I’m making my pick from the five banks listed on the FTSE 100, which are Barclays PLC (LON:BARC), Royal Bank of Scotland Group plc (LON:RBS), Lloyds Banking Group PLC (LON:LLOY), HSBC Holdings plc (LON:HSBA), and Standard Chartered PLC (LON:STAN).
Here are some numbers:
|Share price growth||+46%||+130%||+78%||+50%||+21%|
|Historic EPS growth||-20%||n/a||+24%||n/a||+14%|
|Forward EPS growth||+33%||n/a||+3%||+265%||+3%|
Share price growth is over the past 12 months, historic figures are for December 2012, forward figures are based on December 2013 forecasts.

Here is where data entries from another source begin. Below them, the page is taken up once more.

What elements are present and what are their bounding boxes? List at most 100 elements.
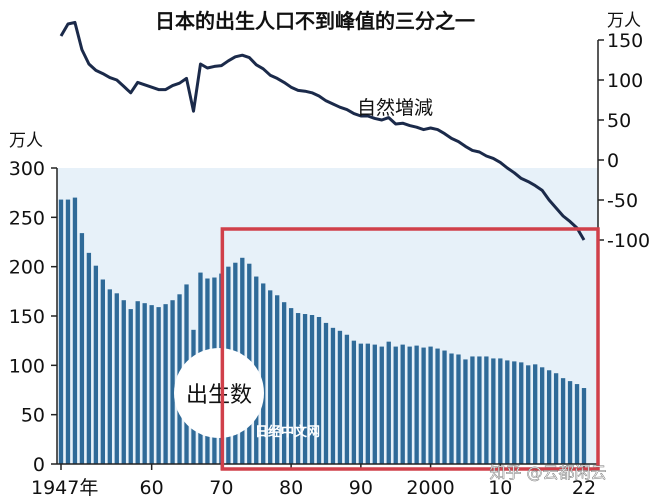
births-bar [470, 356, 475, 464]
natural-change-line [59, 20, 586, 241]
births-bar [365, 343, 370, 464]
births-bar [400, 344, 405, 464]
births-label-circle [174, 348, 264, 438]
births-label: 出生数 [186, 383, 252, 408]
x-tick-label: 60 [140, 477, 164, 499]
watermark-nikkei: 日经中文网 [255, 424, 320, 440]
right-tick-label: -50 [607, 190, 638, 212]
births-bar [442, 350, 447, 464]
births-bar [358, 343, 364, 464]
highlight-box [220, 227, 600, 471]
right-axis: -100 -50 0 50 100 150 [598, 30, 650, 252]
births-label-bubble: 出生数 [174, 348, 264, 438]
births-bar [170, 300, 175, 464]
right-axis-unit: 万人 [607, 11, 641, 31]
births-bar [574, 384, 580, 464]
left-tick-label: 300 [9, 158, 45, 180]
births-bar [288, 308, 294, 464]
left-axis: 0 50 100 150 200 250 300 [9, 158, 57, 476]
births-bar [65, 199, 71, 464]
births-bar [512, 361, 517, 464]
births-bar [295, 313, 301, 464]
right-tick-label: 100 [607, 70, 643, 92]
right-tick-label: 50 [607, 110, 631, 132]
left-tick-label: 50 [21, 405, 45, 427]
births-bar [79, 233, 85, 464]
chart-title: 日本的出生人口不到峰值的三分之一 [155, 9, 475, 33]
births-bar [393, 346, 398, 464]
births-bar [526, 365, 531, 464]
births-bar [163, 304, 168, 464]
births-bar [407, 346, 412, 464]
watermark-zhihu: 知乎 @云都闲云 [489, 463, 606, 482]
births-bar [149, 305, 154, 464]
births-bar [58, 199, 64, 464]
births-bar [302, 314, 308, 464]
right-tick-label: 0 [607, 150, 619, 172]
births-bar [86, 252, 92, 464]
births-bar [261, 283, 266, 464]
births-bar [72, 197, 78, 464]
births-bar [560, 378, 566, 464]
left-axis-unit: 万人 [9, 131, 43, 151]
x-tick-label: 70 [209, 477, 233, 499]
births-bar [316, 316, 322, 464]
left-tick-label: 100 [9, 355, 45, 377]
births-bar [435, 348, 440, 464]
births-bar [323, 322, 329, 464]
left-tick-label: 200 [9, 257, 45, 279]
births-bar [553, 373, 559, 464]
births-bar [351, 340, 357, 464]
left-tick-label: 0 [33, 454, 45, 476]
births-bar [484, 356, 489, 464]
births-bar [533, 364, 538, 464]
births-bar [546, 370, 552, 464]
births-bar [379, 346, 384, 464]
births-bar [135, 301, 140, 464]
x-tick-label: 90 [349, 477, 373, 499]
births-bar [456, 354, 461, 464]
births-bar [281, 302, 287, 464]
births-bar [421, 347, 426, 464]
births-bar [156, 307, 161, 464]
births-bar [463, 359, 468, 464]
births-bar [121, 300, 126, 464]
left-tick-label: 250 [9, 207, 45, 229]
right-tick-label: 150 [607, 30, 643, 52]
x-tick-label: 10 [488, 477, 512, 499]
natural-change-label: 自然増減 [357, 97, 433, 119]
x-axis: 1947年 60 70 80 90 2000 10 22 [31, 464, 596, 499]
births-bar [414, 345, 419, 464]
births-bar [449, 353, 454, 464]
births-bar [128, 309, 133, 464]
births-bar [114, 293, 119, 464]
left-tick-label: 150 [9, 306, 45, 328]
births-bar [386, 341, 391, 464]
births-bar [107, 289, 112, 464]
births-bar [93, 265, 99, 464]
births-bar [268, 290, 273, 464]
x-tick-label: 1947年 [31, 477, 98, 499]
births-bar [519, 362, 524, 464]
x-tick-label: 2000 [406, 477, 454, 499]
x-tick-label: 22 [572, 477, 596, 499]
births-bar [477, 356, 482, 464]
births-bar [567, 381, 573, 464]
births-bar [581, 388, 587, 464]
births-bar [491, 358, 496, 464]
births-bar [142, 303, 147, 464]
births-bar [372, 344, 377, 464]
births-bar [275, 295, 280, 464]
births-bar [344, 334, 350, 464]
births-bar [498, 358, 503, 464]
births-bar [505, 360, 510, 464]
births-bar [337, 330, 343, 464]
births-bar [428, 346, 433, 464]
x-tick-label: 80 [279, 477, 303, 499]
births-bar [330, 327, 336, 464]
right-tick-label: -100 [607, 230, 650, 252]
births-bar [309, 315, 315, 464]
births-bar [100, 279, 106, 464]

I do quite like the look of Standard Chartered. It’s on a modest price-to-earnings (P/E) ratio, both historic and prospective, and pays a decent dividend. And perhaps more importantly, it does most of its business in Asia and escaped the worst of the Western banking crisis — and wasn’t involved in mis-selling or LIBOR-fixing scandals, or anything like that. But it’s for those reasons that Standard Chartered is not my choice — it’s hard to compare with the others, and I really want to look at U.K. high-street banks.

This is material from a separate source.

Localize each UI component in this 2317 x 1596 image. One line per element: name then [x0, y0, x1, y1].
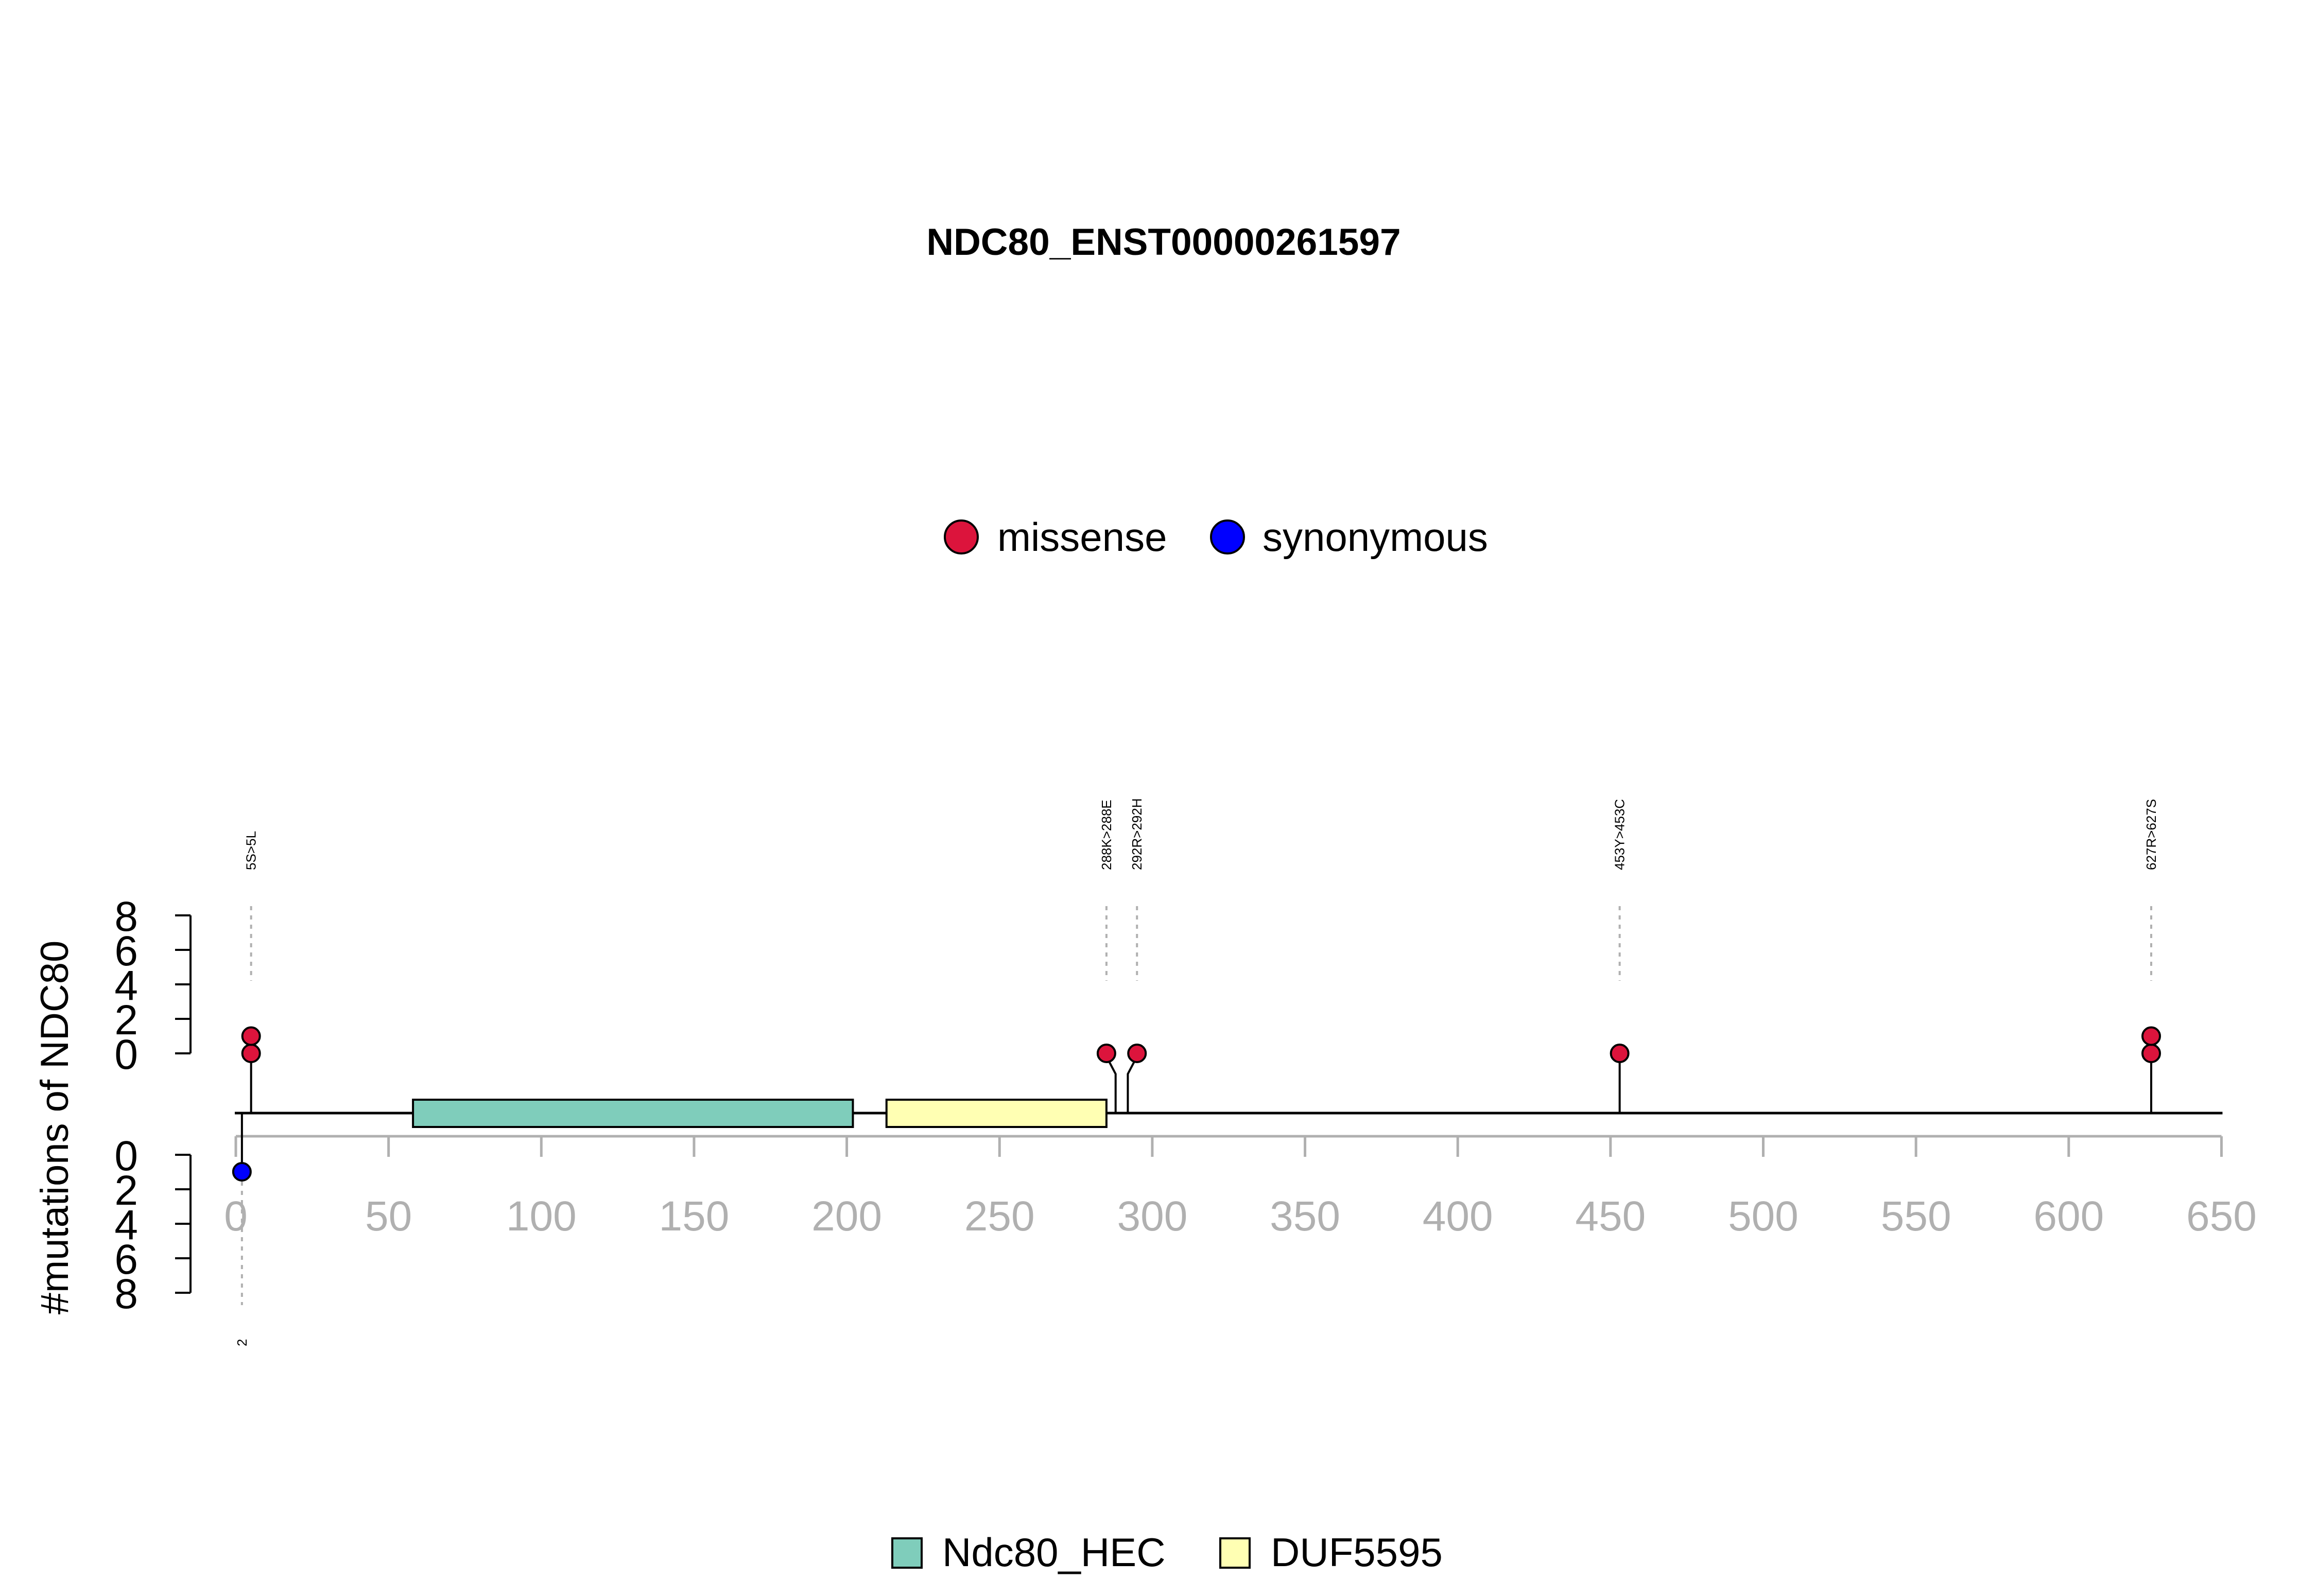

There’s really no disputing that the two bailed-out banks, Lloyds Banking Group PLC (LON:LLOY) and Royal Bank of Scotland Group plc (LON:RBS), are on the road to recovery — and they’ve already rewarded investors over the past couple of years, although Royal Bank of Scotland Group plc (LON:RBS) shares have slumped since the start of this year. But since the bailout, taxpayers are actually still sitting on losses with both banks.

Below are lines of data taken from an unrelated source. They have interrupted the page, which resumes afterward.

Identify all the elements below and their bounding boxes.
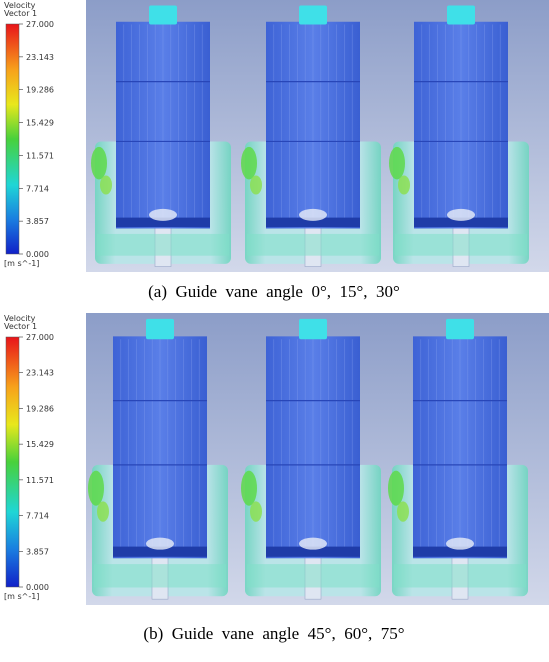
impeller [146, 537, 174, 550]
distributor [414, 217, 508, 228]
cap [447, 5, 475, 25]
colorbar-label: 11.571 [26, 476, 54, 485]
colorbar-label: 3.857 [26, 547, 49, 556]
legend-subtitle: Vector 1 [4, 9, 37, 18]
colorbar-label: 11.571 [26, 151, 54, 160]
colorbar [5, 336, 20, 588]
colorbar-label: 19.286 [26, 86, 54, 95]
impeller [299, 208, 327, 221]
distributor [113, 546, 207, 557]
impeller [299, 537, 327, 550]
colorbar-label: 23.143 [26, 53, 54, 62]
colorbar-label: 15.429 [26, 119, 54, 128]
floor-flow [395, 233, 527, 256]
colorbar-label: 23.143 [26, 369, 54, 378]
floor-flow [97, 233, 229, 256]
caption: (a) Guide vane angle 0°, 15°, 30° [148, 282, 400, 301]
caption: (b) Guide vane angle 45°, 60°, 75° [143, 624, 404, 643]
vortex [88, 470, 104, 506]
colorbar-label: 27.000 [26, 333, 54, 342]
colorbar-label: 0.000 [26, 583, 49, 592]
impeller [447, 208, 475, 221]
distributor [413, 546, 507, 557]
colorbar-label: 0.000 [26, 250, 49, 259]
colorbar-label: 7.714 [26, 184, 49, 193]
cap [149, 5, 177, 25]
cap [446, 318, 474, 340]
legend-title: Velocity [4, 314, 36, 323]
distributor [266, 546, 360, 557]
legend-subtitle: Vector 1 [4, 322, 37, 331]
cap [299, 5, 327, 25]
vortex [250, 175, 262, 195]
colorbar [5, 23, 20, 255]
floor-flow [394, 564, 526, 588]
vortex [398, 175, 410, 195]
floor-flow [247, 233, 379, 256]
floor-flow [247, 564, 379, 588]
vortex [241, 470, 257, 506]
vortex [389, 146, 405, 180]
colorbar-label: 15.429 [26, 440, 54, 449]
colorbar-label: 19.286 [26, 404, 54, 413]
legend-title: Velocity [4, 1, 36, 10]
vortex [388, 470, 404, 506]
colorbar-label: 27.000 [26, 20, 54, 29]
distributor [266, 217, 360, 228]
vortex [241, 146, 257, 180]
vortex [97, 501, 109, 522]
cap [299, 318, 327, 340]
colorbar-label: 3.857 [26, 217, 49, 226]
colorbar-label: 7.714 [26, 512, 49, 521]
vortex [397, 501, 409, 522]
impeller [446, 537, 474, 550]
floor-flow [94, 564, 226, 588]
distributor [116, 217, 210, 228]
legend-unit: [m s^-1] [4, 259, 39, 268]
impeller [149, 208, 177, 221]
vortex [91, 146, 107, 180]
vortex [250, 501, 262, 522]
legend-unit: [m s^-1] [4, 592, 39, 601]
cap [146, 318, 174, 340]
vortex [100, 175, 112, 195]
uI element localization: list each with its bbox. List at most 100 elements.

One thing that makes these both unattractive to me, though, is how hard it is to value them at this stage in their turnaround. Both are trading at less than net asset value, with Royal Bank of Scotland Group plc (LON:RBS) on a price-to-book value of only 0.3, which suggests there’s value there — but we have P/E values that can’t really mean much at the turnaround point, and no dividends to speak of. We also have no idea what the government will do with our taxpayers’ stake, or when anything will happen, and I tend to steer away from companies whose valuations are so much at the whim of governments. So these two are also out for me.
Last two standing
For me it’s down to Barclays PLC (LON:BARC) or HSBC Holdings plc (LON:HSBA), and I do like the latter. But HSBC Holdings plc (LON:HSBA) looks reasonably fully valued to me — the shares are selling for around 1.3 times net asset value and P/E is a little below the FTSE’s long-term average, though there’s a decent dividend expected of 4.6%.